Konflikt

Irans Militär greift US-Drohne mit Kampfjets an

Washington verhängt weitere Sanktionen wegen Zensur

Iranische Kampfflugzeuge haben nach Angaben des US-Verteidigungsministeriums eine US-Drohne über internationalen Gewässern im Persischen Golf angegriffen. Die beiden Kampfjets hätten am 1. November ohne Vorwarnung in Richtung der unbewaffneten Predator-Drohne geschossen, sie aber nicht getroffen, sagte Pentagon-Sprecher George Little.
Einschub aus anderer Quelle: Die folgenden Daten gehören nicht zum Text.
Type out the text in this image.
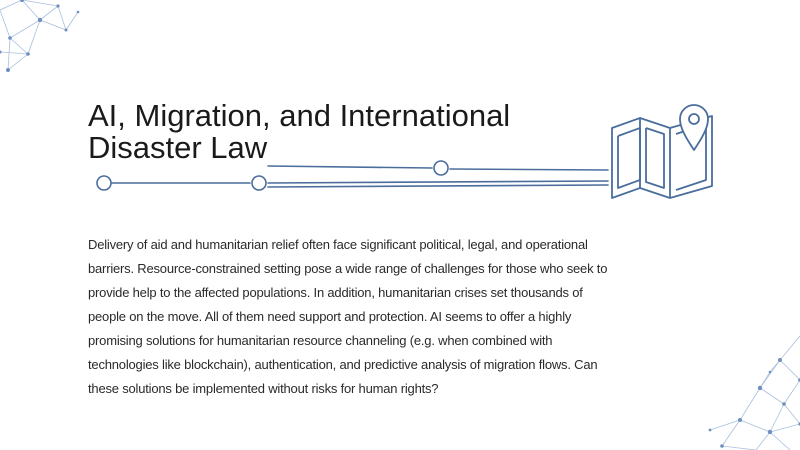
AI, Migration, and International
Disaster Law

Delivery of aid and humanitarian relief often face significant political, legal, and operational barriers. Resource-constrained setting pose a wide range of challenges for those who seek to provide help to the affected populations. In addition, humanitarian crises set thousands of people on the move. All of them need support and protection. AI seems to offer a highly promising solutions for humanitarian resource channeling (e.g. when combined with technologies like blockchain), authentication, and predictive analysis of migration flows. Can these solutions be implemented without risks for human rights?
Ein Pentagon-Sprecher sagte, das unbemannte US-Flugzeug habe über internationalen Gewässern einen Routineüberwachungsflug in etwa 30 Kilometer Entfernung von der iranischen Küste absolviert, als die beiden Kampfjets vom Typ Su-25 sie bedrängt hätten. „Sie fingen das Flugzeug ab und schossen mehrfach“, sagte Little. Mindestens zweimal hätten die viel schnelleren iranischen Kampfjets auf die Drohne geschossen.

Zu keinem Zeitpunkt habe sich der Predator in iranischem Luftraum befunden, sagte Little. Teheran sei unterrichtet worden, dass die Aufklärungsflüge fortgesetzt würden. Möglicherweise hätten die Iraner die Drohne mit den Schüssen nur warnen wollen, sagte Little. „Unsere These ist aber, dass sie gefeuert haben, um sie abzuschießen.“ Der Predator landete nach dem Zwischenfall sicher auf einem Stützpunkt in der Region.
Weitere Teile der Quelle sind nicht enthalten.